Les manifestants ont accusé les pays de la coalition et ont évincé le président yéménite Abdul Mansour al-Hadi de pratiquer une politique de famine pour atteindre leurs objectifs personnels. Ils ont scandé des slogans contre l'Arabie Saoudite et les EAU avec des phrases comme "notre révolution est une révolution de la faim", "prenez votre aide et laissez-nous notre pétrole", "prenez vos dons et laissez-nous nos ports" et "prenez votre fonds fiduciaire et laissez-nous notre richesse".
Un avenir sombre
Selon les économistes locaux qui ont parlé à MintPress, les raisons de l'effondrement de l'économie du Yémen et de sa monnaie sont nombreuses et variées mais la politique monétaire expansionniste qui a été prise par l'Arabie Saoudite est l'un des principaux moteurs de la dévaluation du Rial yéménite.
Les autorités locales soutenues par l'Arabie saoudite ont régulièrement imprimé de nouveaux billets de banque afin de faire face aux dépenses aggravées par l'achat de devises étrangères affluant sur les marchés par des organisations étrangères.
Fin 2019, le total des liquidités en Rial en circulation dans le pays s'élevait à plus de trois mille milliards, selon une source de la banque centrale basée à Aden. Au début de 2020, la banque a imprimé environ 300 milliards de rials afin de combler le déficit budgétaire.
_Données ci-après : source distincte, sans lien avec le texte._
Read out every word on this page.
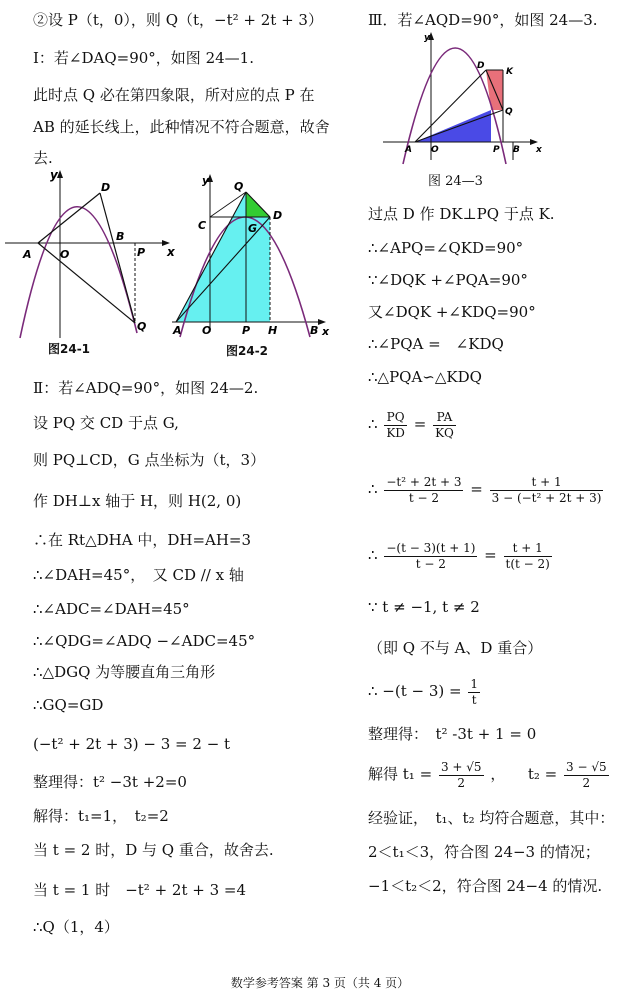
②设 P（t，0），则 Q（t，−t² + 2t + 3）
Ⅰ：若∠DAQ=90°，如图 24—1.
此时点 Q 必在第四象限，所对应的点 P 在
AB 的延长线上，此种情况不符合题意，故舍
去.
y
x
D
B
P
A	O
Q
图24-1
y
x
Q
D
C	G
A O	P H	B
图24-2
Ⅱ：若∠ADQ=90°，如图 24—2.
设 PQ 交 CD 于点 G,
则 PQ⊥CD，G 点坐标为（t，3）
作 DH⊥x 轴于 H，则 H(2, 0)
∴在 Rt△DHA 中，DH=AH=3
∴∠DAH=45°，　又 CD // x 轴
∴∠ADC=∠DAH=45°
∴∠QDG=∠ADQ −∠ADC=45°
∴△DGQ 为等腰直角三角形
∴GQ=GD
(−t² + 2t + 3) − 3 = 2 − t
整理得：t² −3t +2=0
解得：t₁=1，　t₂=2
当 t = 2 时，D 与 Q 重合，故舍去.
当 t = 1 时　−t² + 2t + 3 =4
∴Q（1，4）
Ⅲ．若∠AQD=90°，如图 24—3.
y
x
D
K
Q
A O	P B
图 24—3
过点 D 作 DK⊥PQ 于点 K.
∴∠APQ=∠QKD=90°
∵∠DQK +∠PQA=90°
又∠DQK +∠KDQ=90°
∴∠PQA =　∠KDQ
∴△PQA∽△KDQ
∴ $\frac{PQ}{KD} = \frac{PA}{KQ}$
∴ $\frac{\text{−t² + 2t + 3}}{t - 2} = \frac{t + 1}{\text{3 − (−t² + 2t + 3)}}$
∴ $\frac{-(t - 3)(t + 1)}{t - 2} = \frac{t + 1}{t(t - 2)}$
∵ t ≠ −1, t ≠ 2
（即 Q 不与 A、D 重合）
∴ $-(t - 3) = \frac{1}{t}$
整理得：　t² -3t + 1 = 0
解得 $t_1 = \frac{3 + √5}{2}$ ，　　$t_2 = \frac{3 - √5}{2}$
经验证，　t₁、t₂ 均符合题意，其中：
2＜t₁＜3，符合图 24−3 的情况；
−1＜t₂＜2，符合图 24−4 的情况.
数学参考答案 第 3 页（共 4 页）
Le gouvernement du président évincé Hadi a largement compté sur l'instrument de financement par découvert de la banque centrale pour couvrir ses dépenses à l'étranger, notamment le loyer, les voyages et les divertissements.
Récemment, les supplétifs des Saoudiens dans le sud du Yémen ont vendu de grandes quantités de billets de banque nouvellement imprimés afin d'acheter des devises étrangères sur le marché et de reconstituer leurs propres avoirs en devises étrangères. Cela a accru la pression à la baisse sur la valeur du Rial et a contribué à alimenter l'inflation.
Le secrétaire général Antonio Guterres a appelé les pays à fournir une assistance financière pour résoudre la grave crise économique au Yémen, déclarant dans une déclaration publiée par son porte-parole Stéphane Dujarric à l'occasion du deuxième anniversaire de l'accord de Stockholm : "J'appelle tous les États membres à aider à résoudre la grave crise économique que connaît le pays".
Umm Abdu a un avenir sombre. Elle n'a aucune foi dans les Nations unies ou les représentants saoudiens dans le sud, qu'elle décrit comme "trempés dans la trahison". Néanmoins, elle place son espoir en Dieu et dans ses compatriotes yéménites pour que son pays soit libéré. "Où ailleurs sur Terre peut-on trouver une nation qui a vécu ce qui s'est passé au Yémen, occupé par des étrangers, détruit, avec la famine et les épidémies, et pourtant, d'une manière ou d'une autre, nous avons réussi à survivre".
* Ahmed AbdulKareem est un journaliste yéménite. Il couvre la guerre au Yémen pour MintPress News ainsi que pour les médias locaux yéménites.